Skoltech researchers and their colleague from the University of Granada, Spain, have determined which ways to reinforce vaults and domes in architecture are more efficient. The team compared how well various traditional and unconventional patterns of stiffening ribs enable a structure to withstand both evenly distributed and asymmetric loads. Published in Thin-Walled Structures, the study relied on numerical analysis and physical experiments, and led its authors to propose an unprecedented rib pattern inspired by dragonfly wings, which surprisingly outperformed every other layout examined in the paper.
Stiffening ribs have been used in vaults and domes since ancient Roman times to enable thinner structures for both engineering and aesthetic reasons. This solution conserves material and allows for more intricate designs, bigger column-free floor spans, and larger windows — like those in Gothic cathedrals. The use of ribs to distribute the weight of the ceiling is not foreign to civil engineering, either. Some subway stations and industrial facilities offer a vivid example.
However, when it comes to selecting the geometric pattern for rib placement, it usually boils down to the old favorites, such as the barrel vaults with coffered ceilings — a long arch with a reinforcing square mesh of ribs on the inside — and cross vaults, familiar from early Roman architecture and Renaissance churches inspired by it. No complex analysis is usually attempted to identify potential for improvement.
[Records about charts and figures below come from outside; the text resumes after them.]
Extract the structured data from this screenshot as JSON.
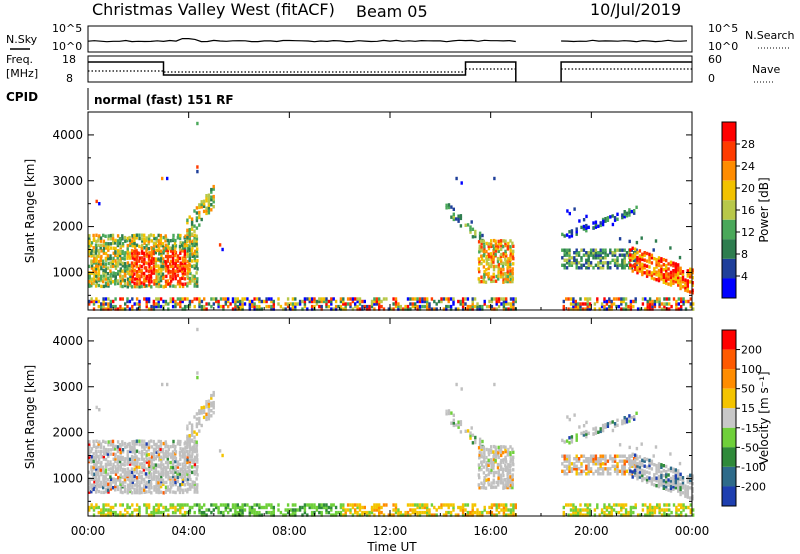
{
  "header": {
    "title": "Christmas Valley West (fitACF)",
    "beam": "Beam 05",
    "date": "10/Jul/2019"
  },
  "strip_labels": {
    "nsky": "N.Sky",
    "nsky_ticks": [
      "10^5",
      "10^0"
    ],
    "nsearch": "N.Search",
    "nsearch_ticks": [
      "10^5",
      "10^0"
    ],
    "freq_line1": "Freq.",
    "freq_line2": "[MHz]",
    "freq_ticks": [
      "18",
      "8"
    ],
    "nave": "Nave",
    "nave_ticks": [
      "60",
      "0"
    ],
    "cpid": "CPID",
    "cpid_text": "normal (fast) 151 RF"
  },
  "colors": {
    "power_scale": [
      "#0000ff",
      "#1f3f9a",
      "#2e7d4f",
      "#4aa85a",
      "#b8c84a",
      "#f2c200",
      "#ff8c00",
      "#ff3b00",
      "#ff0000"
    ],
    "velocity_scale": [
      "#1e3fb0",
      "#2e6b8a",
      "#2f8a3a",
      "#6fd03a",
      "#c8c8c8",
      "#f4c400",
      "#ff8c00",
      "#ff5a00",
      "#ff0000"
    ],
    "ground_scatter": "#c0c0c0"
  },
  "chart_data": [
    {
      "type": "heatmap",
      "name": "power-panel",
      "xlabel": "",
      "ylabel": "Slant Range [km]",
      "yticks": [
        "1000",
        "2000",
        "3000",
        "4000"
      ],
      "colorbar_label": "Power [dB]",
      "colorbar_ticks": [
        "4",
        "8",
        "12",
        "16",
        "20",
        "24",
        "28"
      ],
      "clim": [
        0,
        30
      ],
      "xlim_hours": [
        0,
        24
      ],
      "ylim_km": [
        180,
        4500
      ],
      "data_gap_hours": [
        17.0,
        18.8
      ]
    },
    {
      "type": "heatmap",
      "name": "velocity-panel",
      "xlabel": "Time UT",
      "ylabel": "Slant Range [km]",
      "yticks": [
        "1000",
        "2000",
        "3000",
        "4000"
      ],
      "xticks": [
        "00:00",
        "04:00",
        "08:00",
        "12:00",
        "16:00",
        "20:00",
        "00:00"
      ],
      "colorbar_label": "Velocity [m s⁻¹]",
      "colorbar_ticks": [
        "200",
        "100",
        "50",
        "15",
        "-15",
        "-50",
        "-100",
        "-200"
      ],
      "clim": [
        -250,
        250
      ],
      "xlim_hours": [
        0,
        24
      ],
      "ylim_km": [
        180,
        4500
      ],
      "data_gap_hours": [
        17.0,
        18.8
      ]
    }
  ]
}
“We decided to analyze several rib patterns to see which of them withstand vertical and asymmetric loads better,” the study’s lead author, Skoltech PhD student from the Mathematics and Mechanics program Anastasiia Moskaleva, said. “We conducted numerical simulations and experiments on the curved-surface polymer composite shells designed in last year’s study, fitting them with stiffening ribs positioned in five different ways, constraining the amount of material expended on ribs in each case to half the material used in the shell itself.”